NASA officials acknowledge they have not fully completed all of the changes that the independent board investigating the Columbia disaster recommended as prerequisites for resuming shuttle operations. Florida Space Authority Executive Director Winston Scott, a former astronaut, said he was “cautiously optimistic” that the space agency had done everything it needed to for a return to space.

“I don’t want to bash NASA. I still consider myself a part of them,” said Scott, who flew two shuttle missions and made three spacewalks. “But at the same time, I want to be honest. I’m not sure whether NASA has made the organizational changes necessary to prevent another Columbia. I sure hope they have.”

Richard Blomberg, an engineer in Stamford, Conn., and a former head of NASA’s Aerospace Safety Advisory Panel, said too much attention had been paid to ruling out an exact repeat of the Columbia accident while ignoring greater risk factors, including aging infrastructure. The orbiter that Collins will command flew for the first time Aug. 30, 1984, and has made 30 spaceflights.

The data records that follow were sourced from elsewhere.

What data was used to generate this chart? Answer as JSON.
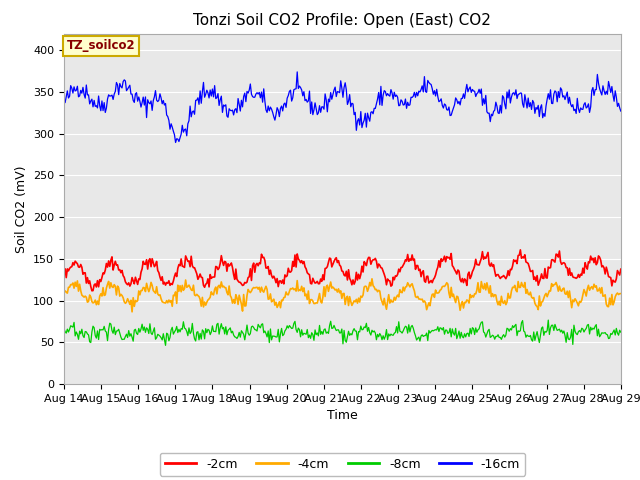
{
  "title": "Tonzi Soil CO2 Profile: Open (East) CO2",
  "xlabel": "Time",
  "ylabel": "Soil CO2 (mV)",
  "ylim": [
    0,
    420
  ],
  "yticks": [
    0,
    50,
    100,
    150,
    200,
    250,
    300,
    350,
    400
  ],
  "x_labels": [
    "Aug 14",
    "Aug 15",
    "Aug 16",
    "Aug 17",
    "Aug 18",
    "Aug 19",
    "Aug 20",
    "Aug 21",
    "Aug 22",
    "Aug 23",
    "Aug 24",
    "Aug 25",
    "Aug 26",
    "Aug 27",
    "Aug 28",
    "Aug 29"
  ],
  "n_points": 500,
  "legend_entries": [
    "-2cm",
    "-4cm",
    "-8cm",
    "-16cm"
  ],
  "legend_colors": [
    "#ff0000",
    "#ffaa00",
    "#00cc00",
    "#0000ff"
  ],
  "line_colors": [
    "#ff0000",
    "#ffaa00",
    "#00cc00",
    "#0000ff"
  ],
  "annotation_text": "TZ_soilco2",
  "annotation_bg": "#ffffcc",
  "annotation_border": "#ccaa00",
  "plot_bg": "#e8e8e8",
  "fig_bg": "#ffffff",
  "grid_color": "#ffffff",
  "title_fontsize": 11,
  "axis_label_fontsize": 9,
  "tick_fontsize": 8
}
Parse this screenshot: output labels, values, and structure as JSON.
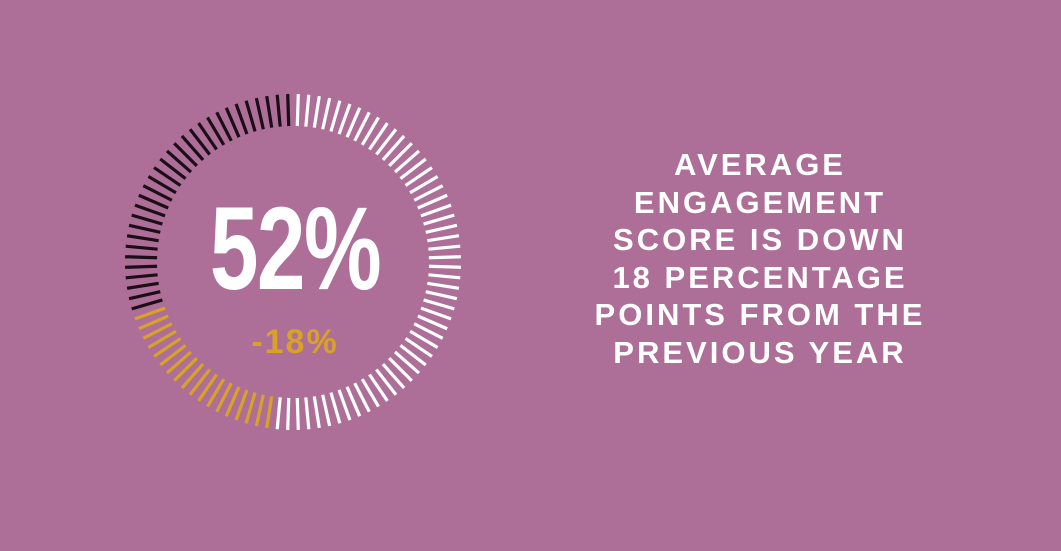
{
  "colors": {
    "background": "#ad6f98",
    "text_primary": "#ffffff",
    "accent_gold": "#d8a226",
    "dark_ticks": "#1b0e17",
    "light_ticks": "#ffffff"
  },
  "chart_data": {
    "type": "radial-gauge",
    "value_label": "52%",
    "delta_label": "-18%",
    "value_percent": 52,
    "delta_percent": -18,
    "segments": [
      {
        "kind": "current",
        "percent": 52,
        "color": "#ffffff"
      },
      {
        "kind": "decline",
        "percent": 18,
        "color": "#d8a226"
      },
      {
        "kind": "remainder",
        "percent": 30,
        "color": "#1b0e17"
      }
    ]
  },
  "statement": {
    "lines": [
      "AVERAGE",
      "ENGAGEMENT",
      "SCORE IS DOWN",
      "18 PERCENTAGE",
      "POINTS FROM THE",
      "PREVIOUS YEAR"
    ]
  }
}
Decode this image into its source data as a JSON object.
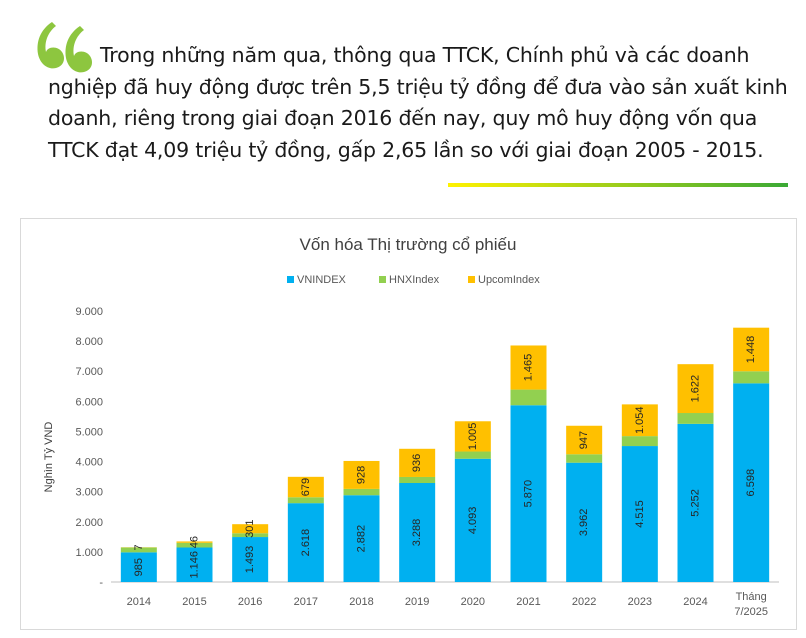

Leinbach, the launch director, said if he had a feeling on launch day that any technical problem had been only “95% solved,” or that enthusiasm to get back into space had clouded NASA personnel’s judgment, he would order the launch scrubbed.

Advertisement

Several important matters remain unresolved, including what to use for in-flight repair of the thermal tiles, which protect the shuttle’s nose and belly from temperatures of more than 2,300 degrees Fahrenheit upon reentry.

Five methods are being studied, including a giant caulking gun that dispenses pinkish-orange goo.

In addition to Collins, who in 1999 was the first woman to command a shuttle mission, the crew includes pilot James Kelly and mission specialists Charles Camarda, Wendy Lawrence, Stephen Robinson and Andrew Thomas, all Americans; and Soichi Noguchi of Japan.